As Ansel recalls in his book Examples: The Making of 40 Photographs, he ran around the house, pulling objects down from shelves and creating tableau after tableau, but nothing showed the delicate rose in its best light. “Everything I tried—bowls, pillows, stacked books, and so on—was unsatisfactory.” It wasn’t until Adams remembered a piece of driftwood he’d picked up at nearby Baker Beach that the photograph came together. Ansel placed the driftwood on top of two pillows to raise it to the height of the light streaming in from the window, and “the rose rested comfortably upon it,” finally at home against the proper background.

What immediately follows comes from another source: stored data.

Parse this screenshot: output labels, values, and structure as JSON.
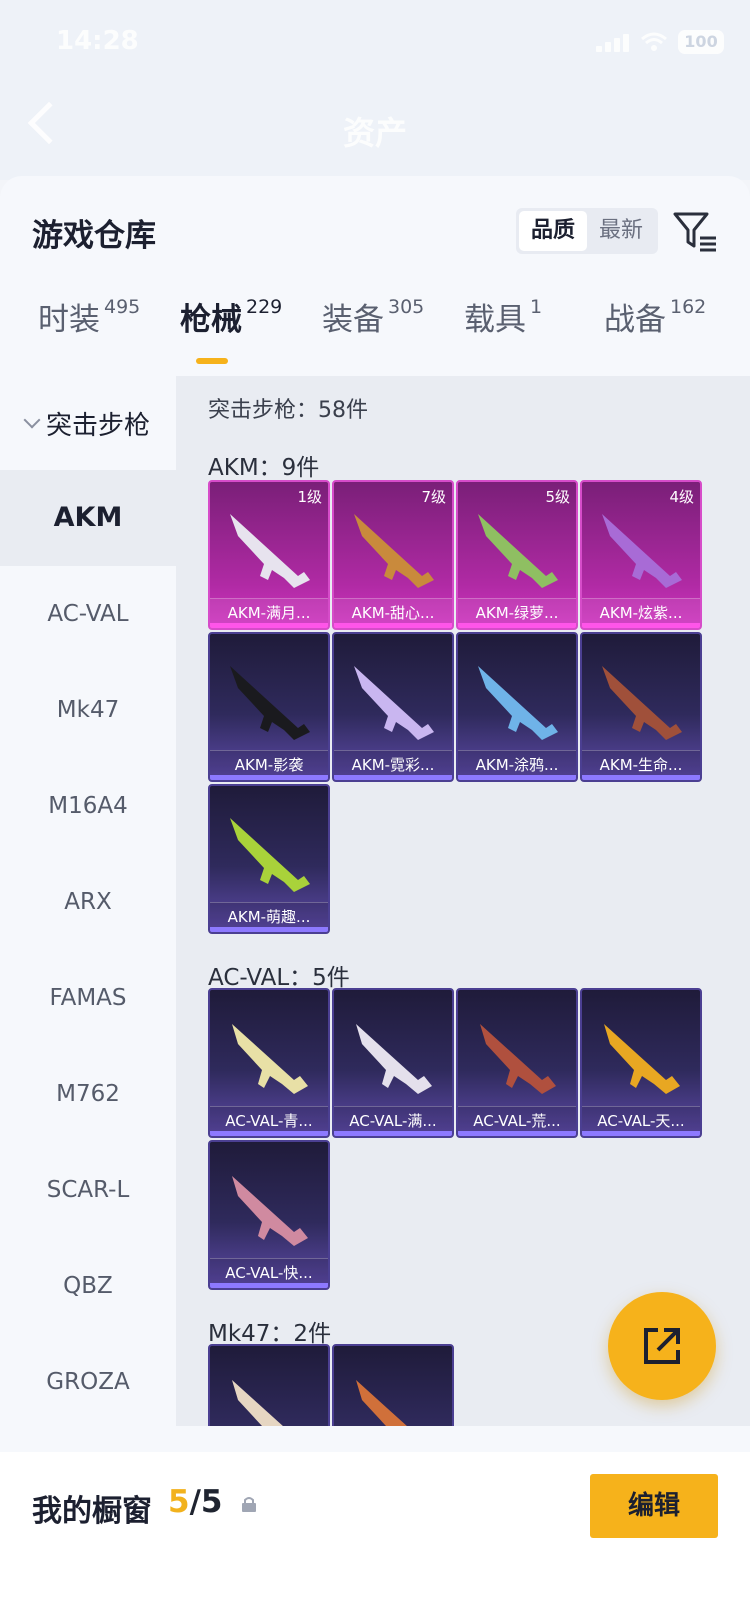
{
  "status_bar": {
    "time": "14:28",
    "battery": "100"
  },
  "nav": {
    "title": "资产"
  },
  "panel": {
    "title": "游戏仓库",
    "sort": {
      "options": [
        "品质",
        "最新"
      ],
      "selected": "品质"
    }
  },
  "tabs": [
    {
      "label": "时装",
      "count": "495",
      "active": false
    },
    {
      "label": "枪械",
      "count": "229",
      "active": true
    },
    {
      "label": "装备",
      "count": "305",
      "active": false
    },
    {
      "label": "载具",
      "count": "1",
      "active": false
    },
    {
      "label": "战备",
      "count": "162",
      "active": false
    }
  ],
  "sidebar": {
    "category": "突击步枪",
    "items": [
      "AKM",
      "AC-VAL",
      "Mk47",
      "M16A4",
      "ARX",
      "FAMAS",
      "M762",
      "SCAR-L",
      "QBZ",
      "GROZA"
    ],
    "active": "AKM"
  },
  "content": {
    "category_title": "突击步枪：58件",
    "groups": [
      {
        "title": "AKM：9件",
        "items": [
          {
            "name": "AKM-满月...",
            "level": "1级",
            "rarity": "pink"
          },
          {
            "name": "AKM-甜心...",
            "level": "7级",
            "rarity": "pink"
          },
          {
            "name": "AKM-绿萝...",
            "level": "5级",
            "rarity": "pink"
          },
          {
            "name": "AKM-炫紫...",
            "level": "4级",
            "rarity": "pink"
          },
          {
            "name": "AKM-影袭",
            "level": "",
            "rarity": "purple"
          },
          {
            "name": "AKM-霓彩...",
            "level": "",
            "rarity": "purple"
          },
          {
            "name": "AKM-涂鸦...",
            "level": "",
            "rarity": "purple"
          },
          {
            "name": "AKM-生命...",
            "level": "",
            "rarity": "purple"
          },
          {
            "name": "AKM-萌趣...",
            "level": "",
            "rarity": "purple"
          }
        ]
      },
      {
        "title": "AC-VAL：5件",
        "items": [
          {
            "name": "AC-VAL-青...",
            "level": "",
            "rarity": "purple"
          },
          {
            "name": "AC-VAL-满...",
            "level": "",
            "rarity": "purple"
          },
          {
            "name": "AC-VAL-荒...",
            "level": "",
            "rarity": "purple"
          },
          {
            "name": "AC-VAL-天...",
            "level": "",
            "rarity": "purple"
          },
          {
            "name": "AC-VAL-快...",
            "level": "",
            "rarity": "purple"
          }
        ]
      },
      {
        "title": "Mk47：2件",
        "items": []
      }
    ]
  },
  "bottom": {
    "title": "我的橱窗",
    "current": "5",
    "total": "/5",
    "edit_label": "编辑"
  },
  "colors": {
    "accent": "#f6b21b",
    "rarity_pink": "#b02aa4",
    "rarity_purple": "#2f2a5c"
  },
  "icons": [
    "back-icon",
    "filter-icon",
    "chevron-down-icon",
    "share-icon",
    "lock-icon",
    "signal-icon",
    "wifi-icon",
    "battery-icon"
  ]
}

This image, which stands somewhat apart from Ansel’s other work, has been a frequent source of curiosity for students of his photographs. In Examples, Ansel notes that he’s frequently been asked about the sources of artistic influence that led him to create this composition. Though he had seen paintings of other flowers, he had not yet met Georgia O’Keeffe, his great friend and sometime collaborator, and had the opportunity to experience her iconic flower paintings, echoes of which can nonetheless be seen in the delicacy and boldness of Ansel’s rose.

Though making this image presented some new technical challenges—issues of focus, composition, and depth of field—it also represented a breakthrough in Ansel’s understanding of his artistic style and subject. As America’s foremost chronicler of our natural world, Ansel’s work has delighted generations for his unique eye for the beauty of nature—even in sometimes surprising places. Mastering the art of detailed and delicate photographic work helped him capture this beauty with a new sensitivity. As Ansel puts it: “Most of my photographs made before 1930 were of distant grandeurs. But as I learned the inherent properties of camera, lens, filters and exposure, I also gained the freedom to see with more sensitive eyes the full landscape of our environment, a landscape that included scissors and thread, grains of sand, leaf details, the human face and a single rose.”

It’s lucky for us that Olive Bray Adams had the thought to share a gorgeous rose with her son that cloudy morning—for the experience of capturing its delicate beauty transformed Ansel’s appreciation of his greatest subject: the natural world.